Ukraine's spy service, the Main Directorate of Intelligence of the Ministry of Defense (GUR MOU), published a list with the names of 622 individuals. According to the agency, individuals' names in the list are FSB officers that partake in 'criminal activities' in countries across Europe.
GUR MOU claims that individuals listed in the breach are registered at FSB's Moscow headquarters. The list contains names, current and previous addresses, mobile phone numbers, car registration plates, and, in some cases, debt levels.
The FSB is considered the main successor of the infamous Soviet spy agency, the KGB. Both organizations share the same headquarters in Moscow's Lubyanka Square. Vladimir Putin directly appoints the Head of the FSB.
Two high-ranking FSB officials, Sergey Beseda and Anatoly Bolukh were placed under house arrest earlier this month, allegedly over Russia's mishandling of its war in Ukraine.
Russian forces invaded Ukraine on February 24, kicking off a war all over the country.
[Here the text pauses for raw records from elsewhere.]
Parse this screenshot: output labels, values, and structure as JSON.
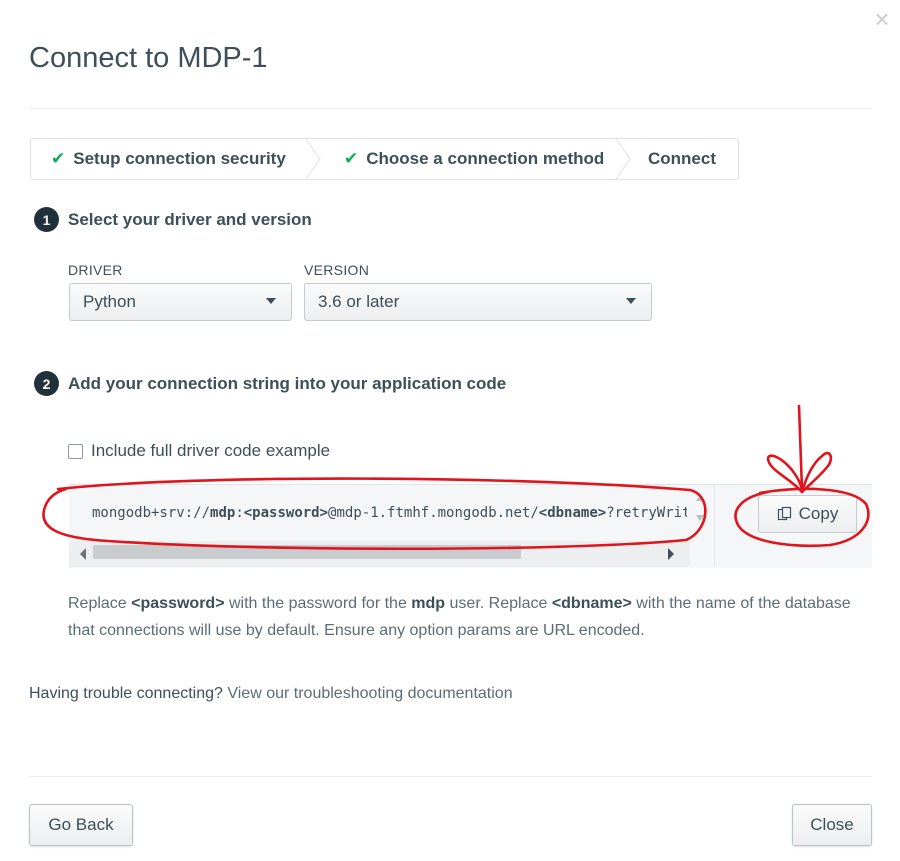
{
  "dialog": {
    "title": "Connect to MDP-1",
    "close_glyph": "×"
  },
  "steps": [
    {
      "label": "Setup connection security",
      "done": true
    },
    {
      "label": "Choose a connection method",
      "done": true
    },
    {
      "label": "Connect",
      "done": false
    }
  ],
  "section1": {
    "number": "1",
    "heading": "Select your driver and version",
    "driver_label": "DRIVER",
    "driver_value": "Python",
    "version_label": "VERSION",
    "version_value": "3.6 or later"
  },
  "section2": {
    "number": "2",
    "heading": "Add your connection string into your application code",
    "checkbox_label": "Include full driver code example",
    "conn_prefix": "mongodb+srv://",
    "conn_user": "mdp",
    "conn_colon": ":",
    "conn_password": "<password>",
    "conn_host": "@mdp-1.ftmhf.mongodb.net/",
    "conn_dbname": "<dbname>",
    "conn_suffix": "?retryWrites=true&w=majority",
    "copy_label": "Copy"
  },
  "help": {
    "t1": "Replace ",
    "password": "<password>",
    "t2": " with the password for the ",
    "user": "mdp",
    "t3": " user. Replace ",
    "dbname": "<dbname>",
    "t4": " with the name of the database that connections will use by default. Ensure any option params are URL encoded."
  },
  "trouble": {
    "text": "Having trouble connecting?",
    "link": "View our troubleshooting documentation"
  },
  "footer": {
    "back_label": "Go Back",
    "close_label": "Close"
  },
  "colors": {
    "check": "#13aa52",
    "annotation": "#e0141c"
  }
}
In light of the attack, the hacker community started rallying to help Ukrainians. With Anonymous being the most prominent one, numerous hacker groups and researchers partake in various campaigns to help Ukraine. The country has also called hackers to join its 'IT Army.'
Cyber activists targeted Russian government websites, Russian state-controlled media outlets TASS, Kommersant, Izvestia, Fontanka, and RBC, pushing them offline. Russian carrier Aeroflot and major lender Sberbank were also experiencing outages and access issues.
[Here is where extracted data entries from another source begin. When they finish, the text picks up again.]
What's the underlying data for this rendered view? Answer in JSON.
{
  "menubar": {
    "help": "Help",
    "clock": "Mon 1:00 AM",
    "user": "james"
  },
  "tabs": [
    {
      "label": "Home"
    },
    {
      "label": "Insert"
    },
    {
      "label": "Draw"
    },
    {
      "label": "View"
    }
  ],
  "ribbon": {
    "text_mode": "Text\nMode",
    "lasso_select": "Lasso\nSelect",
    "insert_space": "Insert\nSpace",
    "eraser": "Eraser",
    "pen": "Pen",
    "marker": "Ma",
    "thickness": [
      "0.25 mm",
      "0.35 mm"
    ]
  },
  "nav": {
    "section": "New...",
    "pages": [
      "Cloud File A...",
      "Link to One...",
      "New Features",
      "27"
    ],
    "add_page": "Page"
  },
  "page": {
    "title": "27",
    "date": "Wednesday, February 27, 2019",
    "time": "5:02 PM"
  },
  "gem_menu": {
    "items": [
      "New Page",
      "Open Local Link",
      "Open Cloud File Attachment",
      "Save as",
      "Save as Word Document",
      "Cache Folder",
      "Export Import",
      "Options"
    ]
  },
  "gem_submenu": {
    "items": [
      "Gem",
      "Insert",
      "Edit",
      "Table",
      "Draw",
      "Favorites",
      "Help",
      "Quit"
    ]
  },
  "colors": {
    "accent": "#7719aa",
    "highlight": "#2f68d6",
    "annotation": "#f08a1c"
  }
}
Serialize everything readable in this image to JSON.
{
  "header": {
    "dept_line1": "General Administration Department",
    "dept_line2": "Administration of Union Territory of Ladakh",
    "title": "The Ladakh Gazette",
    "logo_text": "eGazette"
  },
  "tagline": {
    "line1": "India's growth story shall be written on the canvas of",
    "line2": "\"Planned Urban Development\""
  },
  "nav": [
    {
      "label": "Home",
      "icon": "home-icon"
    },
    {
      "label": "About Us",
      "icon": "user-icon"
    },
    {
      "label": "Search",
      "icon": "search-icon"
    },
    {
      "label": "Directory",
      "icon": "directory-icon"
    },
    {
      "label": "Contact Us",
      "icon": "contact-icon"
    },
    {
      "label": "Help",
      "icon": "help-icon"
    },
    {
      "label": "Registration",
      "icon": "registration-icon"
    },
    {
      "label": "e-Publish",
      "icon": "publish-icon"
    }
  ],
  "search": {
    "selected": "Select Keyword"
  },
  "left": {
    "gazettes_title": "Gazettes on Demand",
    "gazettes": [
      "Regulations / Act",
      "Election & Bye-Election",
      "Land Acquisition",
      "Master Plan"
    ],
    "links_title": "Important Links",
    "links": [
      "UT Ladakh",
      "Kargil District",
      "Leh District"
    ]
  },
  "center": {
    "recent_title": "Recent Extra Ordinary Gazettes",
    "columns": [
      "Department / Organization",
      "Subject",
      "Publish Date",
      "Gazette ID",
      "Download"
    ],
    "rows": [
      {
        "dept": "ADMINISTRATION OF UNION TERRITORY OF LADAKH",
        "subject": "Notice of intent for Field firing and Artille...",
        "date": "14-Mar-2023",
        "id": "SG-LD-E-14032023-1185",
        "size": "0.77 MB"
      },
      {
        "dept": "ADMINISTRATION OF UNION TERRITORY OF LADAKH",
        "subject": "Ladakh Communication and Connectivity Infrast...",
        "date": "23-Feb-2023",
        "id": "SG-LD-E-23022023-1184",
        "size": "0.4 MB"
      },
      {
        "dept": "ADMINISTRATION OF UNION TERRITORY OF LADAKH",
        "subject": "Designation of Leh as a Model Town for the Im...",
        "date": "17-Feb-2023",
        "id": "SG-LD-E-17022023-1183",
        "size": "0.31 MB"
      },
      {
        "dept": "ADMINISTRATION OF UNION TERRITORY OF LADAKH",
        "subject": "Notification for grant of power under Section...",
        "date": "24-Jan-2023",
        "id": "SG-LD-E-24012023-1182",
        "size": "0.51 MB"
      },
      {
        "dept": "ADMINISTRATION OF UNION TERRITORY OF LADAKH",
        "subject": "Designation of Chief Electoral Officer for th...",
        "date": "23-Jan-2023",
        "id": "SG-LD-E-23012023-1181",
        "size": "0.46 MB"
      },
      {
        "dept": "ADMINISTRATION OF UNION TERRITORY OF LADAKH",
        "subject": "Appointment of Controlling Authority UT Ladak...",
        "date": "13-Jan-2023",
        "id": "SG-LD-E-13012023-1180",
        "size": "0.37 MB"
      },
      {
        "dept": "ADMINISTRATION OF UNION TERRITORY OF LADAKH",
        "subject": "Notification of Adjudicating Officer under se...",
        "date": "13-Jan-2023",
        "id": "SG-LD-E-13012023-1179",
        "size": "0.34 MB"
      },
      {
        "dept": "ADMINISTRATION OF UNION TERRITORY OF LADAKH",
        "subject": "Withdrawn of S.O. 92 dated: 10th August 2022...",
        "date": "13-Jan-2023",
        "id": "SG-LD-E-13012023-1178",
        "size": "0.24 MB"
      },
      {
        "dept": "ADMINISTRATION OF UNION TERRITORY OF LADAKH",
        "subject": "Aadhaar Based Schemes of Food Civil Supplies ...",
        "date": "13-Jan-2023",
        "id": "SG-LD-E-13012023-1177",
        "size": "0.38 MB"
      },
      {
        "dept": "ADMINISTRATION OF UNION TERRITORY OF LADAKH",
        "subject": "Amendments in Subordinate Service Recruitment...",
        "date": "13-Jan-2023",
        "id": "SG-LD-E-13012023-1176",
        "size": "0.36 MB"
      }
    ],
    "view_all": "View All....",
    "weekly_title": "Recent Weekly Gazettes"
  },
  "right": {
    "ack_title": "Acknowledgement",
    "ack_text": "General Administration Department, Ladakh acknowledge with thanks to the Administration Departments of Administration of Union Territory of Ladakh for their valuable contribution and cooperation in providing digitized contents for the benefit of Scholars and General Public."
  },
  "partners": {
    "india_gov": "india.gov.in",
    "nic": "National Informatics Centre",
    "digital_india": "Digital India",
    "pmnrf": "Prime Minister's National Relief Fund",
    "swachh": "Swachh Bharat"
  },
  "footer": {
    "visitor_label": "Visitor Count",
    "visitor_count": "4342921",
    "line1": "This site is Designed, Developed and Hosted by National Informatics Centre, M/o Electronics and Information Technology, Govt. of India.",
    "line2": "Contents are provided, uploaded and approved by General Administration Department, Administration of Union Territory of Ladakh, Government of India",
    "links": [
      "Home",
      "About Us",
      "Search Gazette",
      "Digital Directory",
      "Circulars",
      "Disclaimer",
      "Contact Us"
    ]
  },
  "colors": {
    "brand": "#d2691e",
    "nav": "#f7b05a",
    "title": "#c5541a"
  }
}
The German branch of the Anonymous collective also claims to have stolen 20 terabytes of data from the German arm of Rosneft, Russia's state energy company.
According to the United Nations, the Russian invasion of Ukraine has created the 'fastest-growing refugee crisis in Europe since World War II.' Over 10 million people were displaced due to the conflict, with over 3.8 million fleeing the country.